La Chirurgie de cytoréduction péritonéale et la CHIP
La chirurgie de cytoréduction et la CHIP (Chimiothérapie Hyperthermique Intra-Péritonéale) sont proposés pour le traitement des carcinoses péritonéales : la maladie visible (maladie macroscopique) est traitée par une chirurgie de cytoréduction puis la maladie invisible à l’œil nu (maladie microscopique) est détruite par la chimiothérapie chauffée placée directement dans la cavité péritonéale, immédiatement après la chirurgie au cours de la même intervention.

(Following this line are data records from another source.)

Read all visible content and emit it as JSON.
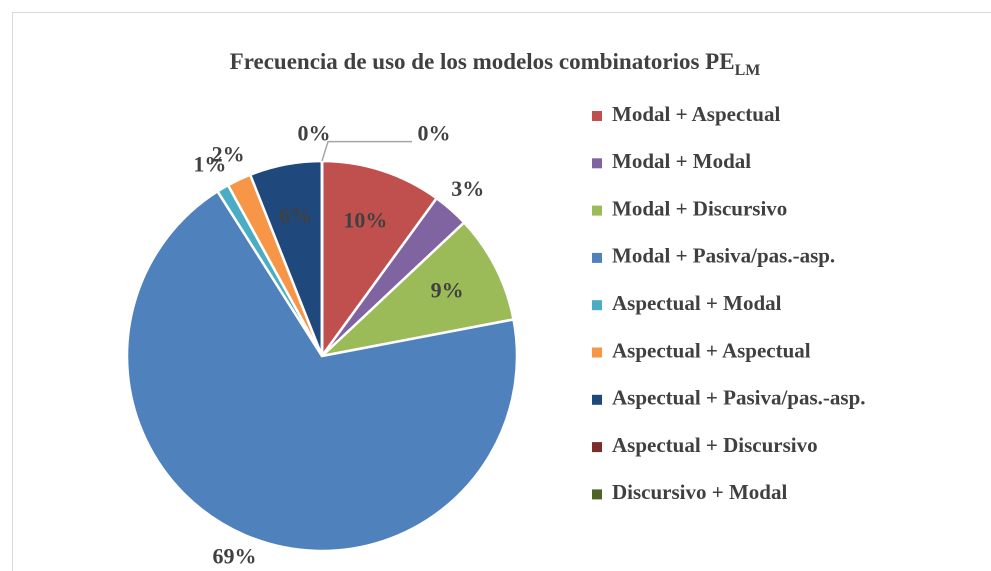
{
  "chart_data": {
    "type": "pie",
    "title": "Frecuencia de uso de los modelos combinatorios PE",
    "title_subscript": "LM",
    "categories": [
      "Modal + Aspectual",
      "Modal + Modal",
      "Modal + Discursivo",
      "Modal + Pasiva/pas.-asp.",
      "Aspectual + Modal",
      "Aspectual + Aspectual",
      "Aspectual + Pasiva/pas.-asp.",
      "Aspectual + Discursivo",
      "Discursivo + Modal"
    ],
    "values": [
      10,
      3,
      9,
      69,
      1,
      2,
      6,
      0,
      0
    ],
    "value_labels": [
      "10%",
      "3%",
      "9%",
      "69%",
      "1%",
      "2%",
      "6%",
      "0%",
      "0%"
    ],
    "colors": [
      "#c0504d",
      "#8064a2",
      "#9bbb59",
      "#4f81bd",
      "#4bacc6",
      "#f79646",
      "#1f497d",
      "#7b2c2c",
      "#4f6228"
    ],
    "legend": "right"
  }
}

La chirurgie de cytoréduction associe des gestes de péritonectomies (pelage du péritoine atteint par la maladie) et des gestes de résection d’organes quand ces organes sont atteints et que le péritoine qui les recouvre ne peut être enlevé.
La CHIP est réalisée juste après le geste de chirurgie au cours de la même anesthésie générale
La première CHIP a eu lieu en Europe, en 1989, à l’initiative du Pr François-Noël Gilly de l'hôpital Lyon-Sud. Cette activité a été depuis développée par le Pr Olivier Glehen. En 2022, plus de 3 000 chirurgies de cytoréduction et CHIP ont été réalisées pour des maladies rares du péritoine (maladie gélatineuse du péritoine ou pseudomyxomes péritonéaux, mésothéliomes du péritoine) et pour les métastases ou carcinoses péritonéales plus fréquentes (d’origine ovarienne, colorectale, appendiculaire, gastrique)
Pour qui ?
C’est le traitement de référence des pseudomyxomes péritonéaux, des mésothéliomes péritonéaux.

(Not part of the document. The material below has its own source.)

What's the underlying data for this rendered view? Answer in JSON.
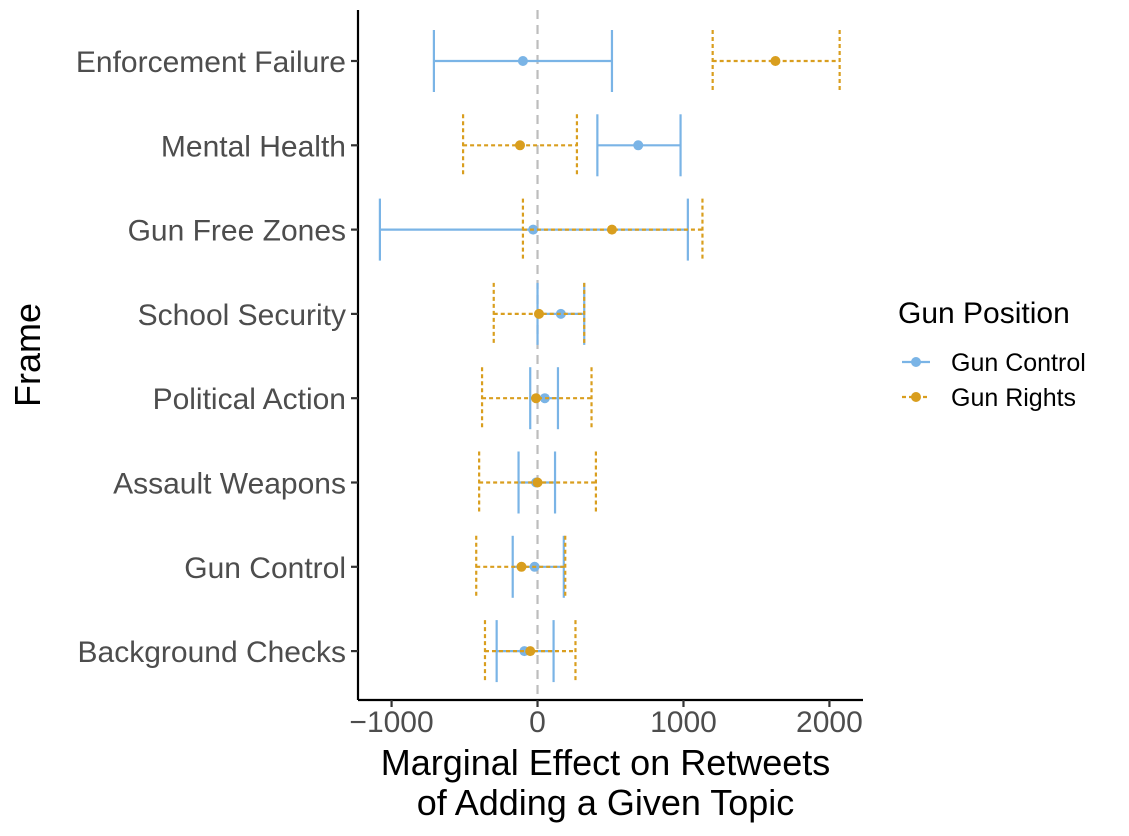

La chirurgie de cytoréduction avec ou sans CHIP est le seul traitement curatif des cancers ovariens à différents stades de la maladie (initial ou récidive)
C’est le seul traitement curatif des métastases ou carcinoses péritonéales d’origine digestive (colorectale, gastrique).

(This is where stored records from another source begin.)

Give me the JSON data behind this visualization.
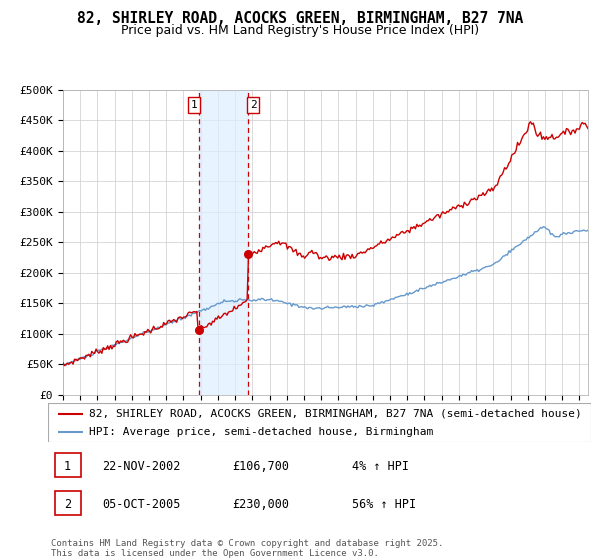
{
  "title": "82, SHIRLEY ROAD, ACOCKS GREEN, BIRMINGHAM, B27 7NA",
  "subtitle": "Price paid vs. HM Land Registry's House Price Index (HPI)",
  "ylim": [
    0,
    500000
  ],
  "yticks": [
    0,
    50000,
    100000,
    150000,
    200000,
    250000,
    300000,
    350000,
    400000,
    450000,
    500000
  ],
  "ytick_labels": [
    "£0",
    "£50K",
    "£100K",
    "£150K",
    "£200K",
    "£250K",
    "£300K",
    "£350K",
    "£400K",
    "£450K",
    "£500K"
  ],
  "red_line_color": "#cc0000",
  "blue_line_color": "#6699cc",
  "background_color": "#ffffff",
  "chart_bg_color": "#ffffff",
  "grid_color": "#cccccc",
  "shade_color": "#ddeeff",
  "purchase1_date_x": 2002.9,
  "purchase1_price": 106700,
  "purchase2_date_x": 2005.75,
  "purchase2_price": 230000,
  "xlim_left": 1995.0,
  "xlim_right": 2025.5,
  "legend_entries": [
    "82, SHIRLEY ROAD, ACOCKS GREEN, BIRMINGHAM, B27 7NA (semi-detached house)",
    "HPI: Average price, semi-detached house, Birmingham"
  ],
  "table_entries": [
    {
      "num": "1",
      "date": "22-NOV-2002",
      "price": "£106,700",
      "hpi": "4% ↑ HPI"
    },
    {
      "num": "2",
      "date": "05-OCT-2005",
      "price": "£230,000",
      "hpi": "56% ↑ HPI"
    }
  ],
  "footnote": "Contains HM Land Registry data © Crown copyright and database right 2025.\nThis data is licensed under the Open Government Licence v3.0.",
  "title_fontsize": 10.5,
  "subtitle_fontsize": 9,
  "tick_fontsize": 8,
  "legend_fontsize": 8,
  "table_fontsize": 8.5,
  "footnote_fontsize": 6.5
}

Ce traitement peut être proposé également pour prévenir la survenue de métastases péritonéales lorsque le risque est trop important dans certains cancers colorectaux et surtout gastriques.
Ce traitement nécessite une expertise et une expérience chirurgicale importante et surtout une équipe multidisciplinaire qui implique aussi bien les chirurgiens que les anesthésistes, les oncologues/gastroentérologues, les radiologues, les pathologistes et le personnel paramédical (infirmières, psychologues, kinésithérapeutes, aides soignantes, assistante sociale, secrétaires médicales) pour un parcours de soin le plus optimisé possible.
Comment se déroule une chirurgie de cytoréduction avec CHIP ?
Avant l’intervention
Une consultation avec l’équipe chirurgicale et anesthésique a systématiquement lieu avant de programmer une date opératoire. Cette équipe doit pouvoir consulter l’ensemble des éléments du dossier et de l’histoire de la maladie (traitements déjà effectués, résumé clinique médical) et avoir à disposition l’ensemble des examens radiologiques effectués (CD, images) depuis le début de la maladie. C’est essentiel pour permettre de valider ou non la bonne indication du traitement. Cette consultation permet au médecin d’expliquer les risques et les bénéfices attendus par ce traitement. Elle permet également de réfléchir à la meilleure période pour effectuer cette chirurgie par rapport aux éventuels cycles de chimiothérapie que le patient reçoit. Des examens radiologiques à type de scanner, IRM et/ou PET-scanner peuvent être réalisés avant la chirurgie et seront programmés par la secrétaire médicale.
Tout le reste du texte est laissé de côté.